Quick Answer: This question evaluates the skill of serializing and deserializing Python object graphs using BFS, including handling primitives, dictionaries, shared subobjects, and circular references while preserving object identity.

Implement a serializer and deserializer for a Python object graph whose nodes are integers, strings, and dictionaries with string keys. The graph may contain shared dictionaries and circular references. A serialized graph has the form {'root_id': <id_str>, 'value_map': {<id_str>: <value_or_mapping>, ...}}. For a primitive int or str node, store the raw primitive value in value_map. For a dictionary node, store a dictionary mapping each field name to the identifier of that field's child node. To make the result deterministic and testable, assign identifiers as strings '0', '1', '2', ... in BFS first-discovery order, with the root assigned '0'. When visiting a dictionary, process its keys in lexicographic order. The judge calls solution(mode, data). For mode == 'serialize', return the serialized representation of data. For mode == 'deserialize', data is a serialized representation; reconstruct the object graph, then return its canonical serialized form by serializing the reconstructed root. This re-serialization lets the judge compare cyclic graphs safely.

Constraints

  • The graph contains only int, str, and dict objects; dictionary keys are strings.
  • The graph may contain cycles and shared dictionary subobjects.
  • The number of reachable nodes is at most 10000.
  • The total number of dictionary fields is at most 50000.
  • For deterministic output, assign IDs '0', '1', ... by BFS first discovery and visit dictionary keys in lexicographic order.
  • Every child identifier in an input representation exists in value_map.

Examples

Input: ('serialize', 42)

Expected Output: {'root_id': '0', 'value_map': {'0': 42}}

Explanation: A primitive root receives ID '0' and is stored directly as its raw value.

Input: ('serialize', {})

Expected Output: {'root_id': '0', 'value_map': {'0': {}}}

Explanation: An empty dictionary has no child fields, so its stored mapping is empty.

Input: ('serialize', {'b': 'hi', 'a': {'x': 1}})
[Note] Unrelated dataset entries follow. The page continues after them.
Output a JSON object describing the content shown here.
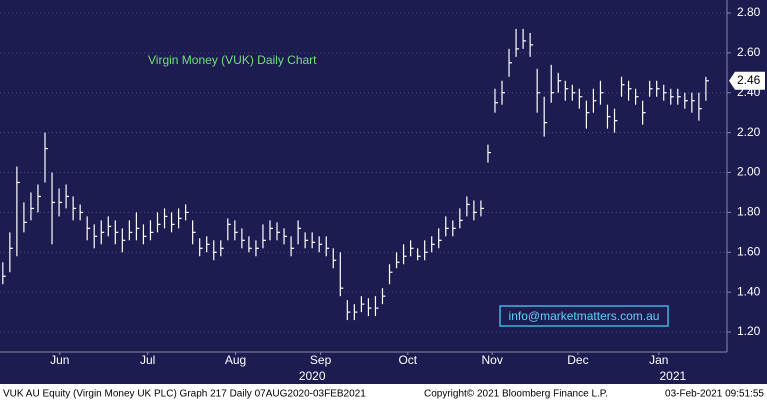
{
  "chart_data": {
    "type": "ohlc",
    "title": "Virgin Money (VUK) Daily Chart",
    "watermark": "info@marketmatters.com.au",
    "footer_left": "VUK AU Equity (Virgin Money UK PLC) Graph 217  Daily 07AUG2020-03FEB2021",
    "footer_center": "Copyright© 2021 Bloomberg Finance L.P.",
    "footer_right": "03-Feb-2021 09:51:55",
    "color": "#ffffff",
    "values": [
      1.48,
      1.62,
      1.95,
      1.75,
      1.82,
      1.88,
      2.12,
      1.85,
      1.85,
      1.88,
      1.82,
      1.8,
      1.72,
      1.68,
      1.7,
      1.73,
      1.7,
      1.66,
      1.7,
      1.72,
      1.68,
      1.7,
      1.74,
      1.78,
      1.74,
      1.77,
      1.8,
      1.7,
      1.62,
      1.64,
      1.6,
      1.62,
      1.74,
      1.7,
      1.66,
      1.62,
      1.62,
      1.66,
      1.72,
      1.7,
      1.68,
      1.62,
      1.72,
      1.66,
      1.65,
      1.64,
      1.62,
      1.56,
      1.42,
      1.3,
      1.3,
      1.34,
      1.32,
      1.32,
      1.38,
      1.5,
      1.55,
      1.58,
      1.62,
      1.58,
      1.6,
      1.64,
      1.66,
      1.72,
      1.72,
      1.76,
      1.84,
      1.8,
      1.82,
      2.1,
      2.35,
      2.4,
      2.55,
      2.62,
      2.66,
      2.64,
      2.4,
      2.25,
      2.4,
      2.46,
      2.42,
      2.4,
      2.38,
      2.3,
      2.36,
      2.4,
      2.28,
      2.26,
      2.44,
      2.42,
      2.38,
      2.3,
      2.42,
      2.42,
      2.4,
      2.38,
      2.38,
      2.36,
      2.36,
      2.32,
      2.46
    ],
    "high": [
      1.55,
      1.7,
      2.03,
      1.85,
      1.9,
      1.94,
      2.2,
      2.0,
      1.92,
      1.94,
      1.88,
      1.84,
      1.78,
      1.74,
      1.76,
      1.78,
      1.76,
      1.72,
      1.76,
      1.8,
      1.74,
      1.76,
      1.8,
      1.82,
      1.8,
      1.82,
      1.84,
      1.76,
      1.67,
      1.68,
      1.66,
      1.66,
      1.77,
      1.76,
      1.72,
      1.68,
      1.66,
      1.74,
      1.76,
      1.75,
      1.72,
      1.68,
      1.76,
      1.7,
      1.7,
      1.68,
      1.68,
      1.62,
      1.6,
      1.36,
      1.34,
      1.38,
      1.37,
      1.38,
      1.42,
      1.54,
      1.6,
      1.64,
      1.66,
      1.62,
      1.66,
      1.68,
      1.72,
      1.78,
      1.76,
      1.82,
      1.88,
      1.86,
      1.86,
      2.14,
      2.42,
      2.46,
      2.62,
      2.72,
      2.72,
      2.7,
      2.52,
      2.38,
      2.54,
      2.5,
      2.46,
      2.44,
      2.42,
      2.36,
      2.42,
      2.46,
      2.34,
      2.32,
      2.48,
      2.46,
      2.42,
      2.36,
      2.46,
      2.46,
      2.44,
      2.42,
      2.42,
      2.4,
      2.4,
      2.4,
      2.48
    ],
    "low": [
      1.44,
      1.5,
      1.58,
      1.7,
      1.76,
      1.8,
      1.95,
      1.64,
      1.78,
      1.82,
      1.76,
      1.76,
      1.66,
      1.62,
      1.64,
      1.68,
      1.64,
      1.6,
      1.66,
      1.66,
      1.64,
      1.66,
      1.7,
      1.72,
      1.7,
      1.72,
      1.76,
      1.64,
      1.58,
      1.6,
      1.56,
      1.58,
      1.66,
      1.66,
      1.62,
      1.6,
      1.58,
      1.62,
      1.66,
      1.66,
      1.64,
      1.58,
      1.64,
      1.62,
      1.62,
      1.6,
      1.58,
      1.52,
      1.38,
      1.26,
      1.26,
      1.3,
      1.28,
      1.28,
      1.34,
      1.44,
      1.52,
      1.54,
      1.58,
      1.56,
      1.56,
      1.6,
      1.62,
      1.68,
      1.68,
      1.72,
      1.78,
      1.76,
      1.78,
      2.05,
      2.3,
      2.34,
      2.48,
      2.58,
      2.62,
      2.58,
      2.3,
      2.18,
      2.35,
      2.4,
      2.36,
      2.36,
      2.32,
      2.22,
      2.3,
      2.34,
      2.22,
      2.2,
      2.38,
      2.36,
      2.34,
      2.24,
      2.38,
      2.38,
      2.36,
      2.34,
      2.34,
      2.32,
      2.3,
      2.26,
      2.36
    ],
    "value_labels": [
      null,
      null,
      null,
      null,
      null,
      null,
      null,
      null,
      null,
      null,
      null,
      null,
      null,
      null,
      null,
      null,
      null,
      null,
      null,
      null,
      null,
      null,
      null,
      null,
      null,
      null,
      null,
      null,
      null,
      null,
      null,
      null,
      null,
      null,
      null,
      null,
      null,
      null,
      null,
      null,
      null,
      null,
      null,
      null,
      null,
      null,
      null,
      null,
      null,
      null,
      null,
      null,
      null,
      null,
      null,
      null,
      null,
      null,
      null,
      null,
      null,
      null,
      null,
      null,
      null,
      null,
      null,
      null,
      null,
      null,
      null,
      null,
      null,
      null,
      null,
      null,
      null,
      null,
      null,
      null,
      null,
      null,
      null,
      null,
      null,
      null,
      null,
      null,
      null,
      null,
      null,
      null,
      null,
      null,
      null,
      null,
      null,
      null,
      null,
      null,
      "2.46"
    ],
    "xlim": [
      -0.4,
      103
    ],
    "xticks": [
      {
        "value": 8.1,
        "label": "Jun"
      },
      {
        "value": 20.6,
        "label": "Jul"
      },
      {
        "value": 33.1,
        "label": "Aug"
      },
      {
        "value": 45.2,
        "label": "Sep"
      },
      {
        "value": 57.6,
        "label": "Oct"
      },
      {
        "value": 69.6,
        "label": "Nov"
      },
      {
        "value": 81.8,
        "label": "Dec"
      },
      {
        "value": 93.3,
        "label": "Jan"
      }
    ],
    "year_ticks": [
      {
        "value": 44,
        "label": "2020"
      },
      {
        "value": 95.3,
        "label": "2021"
      }
    ],
    "ylim": [
      1.1,
      2.865
    ],
    "yticks": [
      {
        "value": 1.2,
        "label": "1.20"
      },
      {
        "value": 1.4,
        "label": "1.40"
      },
      {
        "value": 1.6,
        "label": "1.60"
      },
      {
        "value": 1.8,
        "label": "1.80"
      },
      {
        "value": 2.0,
        "label": "2.00"
      },
      {
        "value": 2.2,
        "label": "2.20"
      },
      {
        "value": 2.4,
        "label": "2.40"
      },
      {
        "value": 2.6,
        "label": "2.60"
      },
      {
        "value": 2.8,
        "label": "2.80"
      }
    ],
    "grid": true
  }
}
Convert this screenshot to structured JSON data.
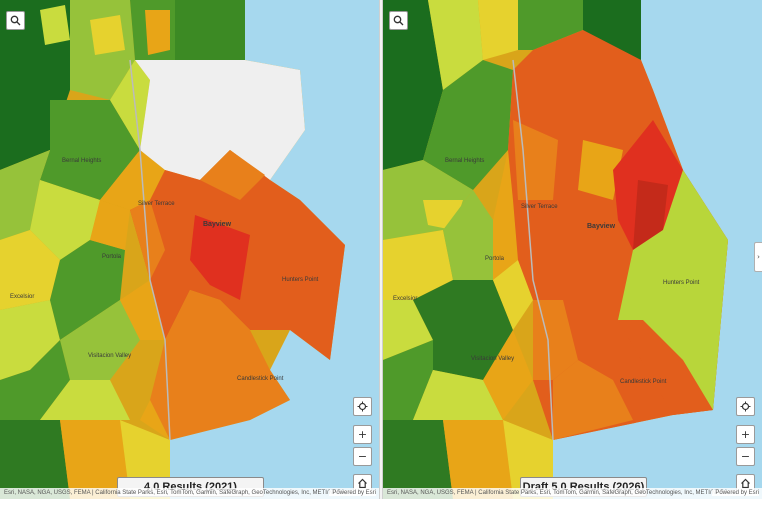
{
  "left_map": {
    "result_label": "4.0 Results (2021)",
    "attribution": "Esri, NASA, NGA, USGS, FEMA | California State Parks, Esri, TomTom, Garmin, SafeGraph, GeoTechnologies, Inc, METI/NASA, ...",
    "powered_by": "Powered by Esri"
  },
  "right_map": {
    "result_label": "Draft 5.0 Results (2026)",
    "attribution": "Esri, NASA, NGA, USGS, FEMA | California State Parks, Esri, TomTom, Garmin, SafeGraph, GeoTechnologies, Inc, METI/NASA, ...",
    "powered_by": "Powered by Esri"
  },
  "place_labels": {
    "bayview": "Bayview",
    "hunters_point": "Hunters Point",
    "candlestick_point": "Candlestick Point",
    "silver_terrace": "Silver Terrace",
    "bernal_heights": "Bernal Heights",
    "excelsior": "Excelsior",
    "visitacion_valley": "Visitacion Valley",
    "portola": "Portola"
  },
  "controls": {
    "search_icon": "search-icon",
    "locate_icon": "locate-icon",
    "zoom_in": "+",
    "zoom_out": "−",
    "home_icon": "home-icon",
    "panel_toggle": "›"
  },
  "colors": {
    "water": "#a6d8ee",
    "dark_green": "#1b6d1e",
    "green": "#4f9a2a",
    "light_green": "#96c23a",
    "yellow_green": "#c9dc3e",
    "yellow": "#e6d22e",
    "orange_yellow": "#e8a517",
    "orange": "#e8801b",
    "dark_orange": "#e25e1c",
    "red": "#e0301f",
    "no_data": "#efefef"
  }
}
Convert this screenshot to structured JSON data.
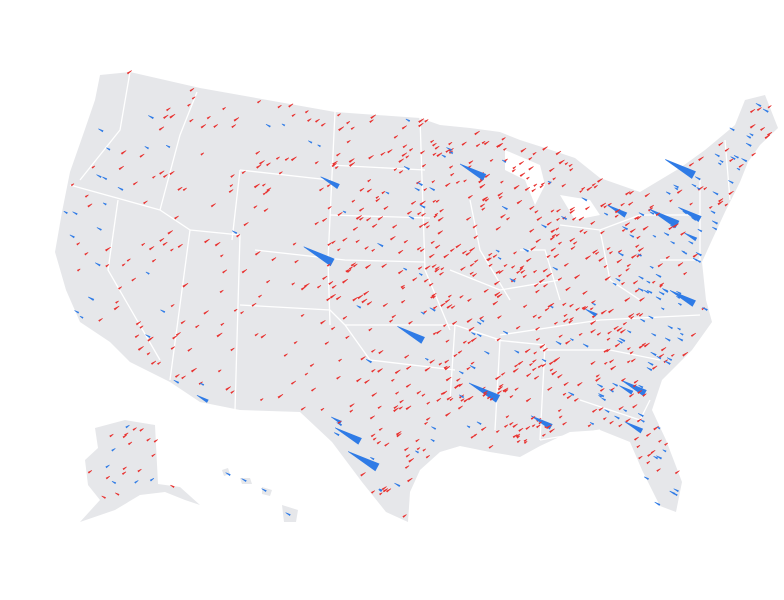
{
  "map": {
    "land_color": "#e6e7ea",
    "border_color": "#ffffff",
    "arrow_colors": {
      "red_shift": "#e8312f",
      "blue_shift": "#2f7be6"
    },
    "regions": [
      "contiguous-us",
      "alaska",
      "hawaii"
    ]
  }
}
Expected Output: {'root_id': '0', 'value_map': {'0': {'a': '1', 'b': '2'}, '1': {'x': '3'}, '2': 'hi', '3': 1}}

Explanation: The root is ID '0'. Keys are visited as 'a', then 'b', so the nested dictionary is ID '1' and 'hi' is ID '2'. The nested value 1 is then discovered as ID '3'.

Input: ('deserialize', {'root_id': 'r', 'value_map': {'r': {'right': 'child', 'left': 'child'}, 'child': {'value': 'v'}, 'v': 7}})

Expected Output: {'root_id': '0', 'value_map': {'0': {'left': '1', 'right': '1'}, '1': {'value': '2'}, '2': 7}}

Explanation: Both 'left' and 'right' point to the same reconstructed dictionary, so canonical serialization reuses child ID '1' for both fields.

Input: ('deserialize', {'root_id': 'root', 'value_map': {'root': {'self': 'root', 'n': 'one'}, 'one': 1}})

Expected Output: {'root_id': '0', 'value_map': {'0': {'n': '1', 'self': '0'}, '1': 1}}

Explanation: The 'self' field points back to the root dictionary, so it is serialized as ID '0' rather than duplicating the node.

Input: ('deserialize', {'root_id': 'A', 'value_map': {'A': {'next': 'B', 'name': 'N1'}, 'B': {'next': 'A', 'name': 'N2'}, 'N1': 'a', 'N2': 'b'}})

Expected Output: {'root_id': '0', 'value_map': {'0': {'name': '1', 'next': '2'}, '1': 'a', '2': {'name': '3', 'next': '0'}, '3': 'b'}}

Explanation: This representation encodes a two-node cycle. The canonical BFS serialization preserves B's back-reference to A as 'next': '0'.

Hints

  1. Use a queue for BFS and a map from object identity to assigned string ID. Enqueue an object only when it is first discovered.
  2. For deserialization, allocate all dictionary nodes first, then fill their fields in a second pass so cycles and back-references can be wired correctly.